Latex allergy?

Tiffany
asks:
I think I'm allergic to condoms but I'm not completely sure. Every time I have sex with my partner with a condom I get a rash the next day & it itches & burns a lot. It takes like a week for it to go away so every time we have sex we have to wait till its gone to have sex again otherwise it hurts really really bad. Also if it is an allergic reaction how can I take care of it without my parents knowing because they don't know I'm having sex & I do NOT want to tell them. Is there anything in the house I can use to cure it fast? Help!
Heather Corinna replies:

If what you are having is, in fact, an allergic reaction, then you can treat it like any other allergy. You can take a general allergy medication, like a Benadryl tablet. In terms of your genital symptoms and soothing them fast, I'd suggest a cool, bubble-less bath. You might try adding oatmeal to the bath -- I know it sounds weird, but it's a tried-and-true home remedy for skin soothing. A cool compress might do the trick, too. After you're out of the bath, you can just dry yourself off and go, or put a little natural aloe vera gel on the affected area.

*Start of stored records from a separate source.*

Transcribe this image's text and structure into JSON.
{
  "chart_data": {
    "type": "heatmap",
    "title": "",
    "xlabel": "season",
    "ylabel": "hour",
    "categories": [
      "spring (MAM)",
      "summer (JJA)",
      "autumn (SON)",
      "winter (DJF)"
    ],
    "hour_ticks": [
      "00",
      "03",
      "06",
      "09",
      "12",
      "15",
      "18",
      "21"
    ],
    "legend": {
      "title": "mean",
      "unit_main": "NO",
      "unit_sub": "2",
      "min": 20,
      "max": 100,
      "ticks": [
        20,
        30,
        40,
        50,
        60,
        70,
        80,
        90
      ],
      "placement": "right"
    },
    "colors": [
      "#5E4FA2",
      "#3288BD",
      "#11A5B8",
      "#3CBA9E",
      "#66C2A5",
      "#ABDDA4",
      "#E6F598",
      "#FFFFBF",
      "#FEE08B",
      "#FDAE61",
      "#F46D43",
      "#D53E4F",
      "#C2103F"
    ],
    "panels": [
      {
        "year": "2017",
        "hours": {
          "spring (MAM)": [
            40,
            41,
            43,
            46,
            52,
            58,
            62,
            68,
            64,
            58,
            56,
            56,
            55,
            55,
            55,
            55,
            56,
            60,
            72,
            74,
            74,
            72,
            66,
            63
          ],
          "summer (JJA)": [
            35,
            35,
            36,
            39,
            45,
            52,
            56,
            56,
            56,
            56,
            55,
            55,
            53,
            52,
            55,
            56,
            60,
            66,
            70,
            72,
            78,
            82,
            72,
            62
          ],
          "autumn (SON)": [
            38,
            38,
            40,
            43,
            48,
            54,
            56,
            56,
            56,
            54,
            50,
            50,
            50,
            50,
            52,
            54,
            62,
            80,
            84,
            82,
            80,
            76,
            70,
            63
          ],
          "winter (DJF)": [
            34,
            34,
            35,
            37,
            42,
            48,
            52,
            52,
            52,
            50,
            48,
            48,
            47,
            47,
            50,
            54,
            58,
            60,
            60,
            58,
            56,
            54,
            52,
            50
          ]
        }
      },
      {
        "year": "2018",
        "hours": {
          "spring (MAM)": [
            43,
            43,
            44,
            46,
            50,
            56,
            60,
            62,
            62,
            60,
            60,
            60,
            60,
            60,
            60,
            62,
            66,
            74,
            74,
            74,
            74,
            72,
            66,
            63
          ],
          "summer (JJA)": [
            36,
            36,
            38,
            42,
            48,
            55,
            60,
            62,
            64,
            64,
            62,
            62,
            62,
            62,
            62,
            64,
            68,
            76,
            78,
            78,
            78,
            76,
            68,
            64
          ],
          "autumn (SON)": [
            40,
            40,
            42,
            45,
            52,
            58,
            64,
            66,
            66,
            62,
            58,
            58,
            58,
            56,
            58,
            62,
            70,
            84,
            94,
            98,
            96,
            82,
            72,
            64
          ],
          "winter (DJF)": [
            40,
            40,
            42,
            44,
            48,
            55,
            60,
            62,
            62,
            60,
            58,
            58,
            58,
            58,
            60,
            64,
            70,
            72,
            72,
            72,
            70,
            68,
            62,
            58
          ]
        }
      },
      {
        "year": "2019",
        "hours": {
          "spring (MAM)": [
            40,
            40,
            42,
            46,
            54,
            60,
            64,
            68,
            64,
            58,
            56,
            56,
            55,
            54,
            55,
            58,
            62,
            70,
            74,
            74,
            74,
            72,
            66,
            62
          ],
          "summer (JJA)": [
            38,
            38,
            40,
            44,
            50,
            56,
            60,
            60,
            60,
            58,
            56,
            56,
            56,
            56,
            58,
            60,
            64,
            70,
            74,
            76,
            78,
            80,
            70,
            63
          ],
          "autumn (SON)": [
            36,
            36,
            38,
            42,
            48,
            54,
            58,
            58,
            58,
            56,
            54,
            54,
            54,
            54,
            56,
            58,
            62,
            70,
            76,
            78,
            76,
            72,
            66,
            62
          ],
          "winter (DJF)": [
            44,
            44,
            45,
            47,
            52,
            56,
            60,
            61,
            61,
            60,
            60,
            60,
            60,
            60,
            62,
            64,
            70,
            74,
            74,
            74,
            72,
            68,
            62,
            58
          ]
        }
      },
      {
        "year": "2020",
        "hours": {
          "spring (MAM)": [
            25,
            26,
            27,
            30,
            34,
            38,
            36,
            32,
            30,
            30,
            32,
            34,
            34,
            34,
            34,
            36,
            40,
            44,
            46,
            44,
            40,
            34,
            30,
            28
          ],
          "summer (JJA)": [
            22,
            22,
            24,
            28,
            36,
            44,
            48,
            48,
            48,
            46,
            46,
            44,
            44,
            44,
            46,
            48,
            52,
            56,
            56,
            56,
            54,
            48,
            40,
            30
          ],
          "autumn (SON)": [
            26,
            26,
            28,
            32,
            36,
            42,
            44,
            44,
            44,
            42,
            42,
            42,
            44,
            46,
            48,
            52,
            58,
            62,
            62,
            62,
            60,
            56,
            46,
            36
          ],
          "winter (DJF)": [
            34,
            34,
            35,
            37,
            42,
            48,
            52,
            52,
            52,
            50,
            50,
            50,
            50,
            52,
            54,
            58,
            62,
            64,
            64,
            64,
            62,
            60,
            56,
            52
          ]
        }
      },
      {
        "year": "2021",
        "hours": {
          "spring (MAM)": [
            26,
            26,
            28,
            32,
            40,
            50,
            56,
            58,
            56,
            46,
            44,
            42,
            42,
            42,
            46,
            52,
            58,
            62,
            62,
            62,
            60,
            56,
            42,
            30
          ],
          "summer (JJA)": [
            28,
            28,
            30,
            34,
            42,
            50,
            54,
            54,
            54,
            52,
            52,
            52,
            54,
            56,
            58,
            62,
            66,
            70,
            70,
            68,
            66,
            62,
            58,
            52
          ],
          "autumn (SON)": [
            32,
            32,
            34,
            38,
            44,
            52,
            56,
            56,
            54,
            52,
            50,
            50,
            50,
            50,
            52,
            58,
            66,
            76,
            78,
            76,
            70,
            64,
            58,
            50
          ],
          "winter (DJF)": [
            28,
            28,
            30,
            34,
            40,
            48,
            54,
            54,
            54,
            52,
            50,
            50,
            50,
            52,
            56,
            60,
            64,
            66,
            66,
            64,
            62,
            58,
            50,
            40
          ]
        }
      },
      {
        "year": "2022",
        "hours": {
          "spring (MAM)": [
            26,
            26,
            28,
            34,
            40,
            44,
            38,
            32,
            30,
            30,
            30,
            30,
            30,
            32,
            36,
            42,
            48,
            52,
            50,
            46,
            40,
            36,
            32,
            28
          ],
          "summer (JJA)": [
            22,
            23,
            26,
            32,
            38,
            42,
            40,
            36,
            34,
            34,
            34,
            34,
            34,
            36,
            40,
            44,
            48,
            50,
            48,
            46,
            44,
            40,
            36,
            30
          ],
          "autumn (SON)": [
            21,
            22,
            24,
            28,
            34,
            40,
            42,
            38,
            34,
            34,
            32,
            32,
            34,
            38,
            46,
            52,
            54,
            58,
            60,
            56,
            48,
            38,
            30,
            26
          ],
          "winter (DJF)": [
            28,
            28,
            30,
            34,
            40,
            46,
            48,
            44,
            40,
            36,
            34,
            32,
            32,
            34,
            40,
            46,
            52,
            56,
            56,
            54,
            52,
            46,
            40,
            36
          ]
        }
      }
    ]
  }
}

This sounds like it might be a latex allergy or sensitivity to me, too, so next time around, I'd suggest trying a non-latex condom. Avanti, made by Durex, is a common brand you can get at most pharmacies where you find all the other condoms. As well, the female condom is also non-latex, so that's an option for you, too. If you use either of those without any problems, then we can pretty safely say you do, indee,d have an issue with latex, and would want to be sure you let anyone know that, be that sexual partners who want to use their own condoms, or a doctor giving you an exam using a latex glove.

When you pick up one of those, be sure to pick up a bottle of a good lubricant, too. Not only will that make any kind of condom more comfortable for everyone using them, in the case that what's going on here isn't a latex allergy or sensitivity, but a reaction from too much friction, that should take care of that.

Just for the record, when teens are sexually active, parents usually will find out. I respect your choice to keep your sex life private, I'd just be aware that your parents are likely to discover this at some point, and things do always tend to go better if you tell them rather than get caught in lies, so I'd consider talking to them at some point.

Lastly, because you are sexually active, it is important you start getting regular sexual healthcare.

You want to be sure that you get screened for sexually transmitted infections at least every year and also start your bimanual exams and pap smears. I want to be sure you're aware you don't need a parent's permission to do that, and that you also know that your health information is protected. In other words, what you tell a healthcare provider is required to stay with them. Because you are having some symptoms we want to be sure are what we think they are -- an allergy, rather than something else -- I'd suggest getting in to see someone in the near future. As well, even if this is an allergy you can identify yourself, you want to find out how severe an allergy it is: if it has the potential to be severe, a doctor may prescribe you something to use should you come in contact with latex again, like an epi-pen.

You can get that care through your regular family physician, a private gynecologist or via a general or sexual health clinic. Clinics like Planned Parenthood have sliding scale fees based on your income, not that of your folks, so those services are usually affordable.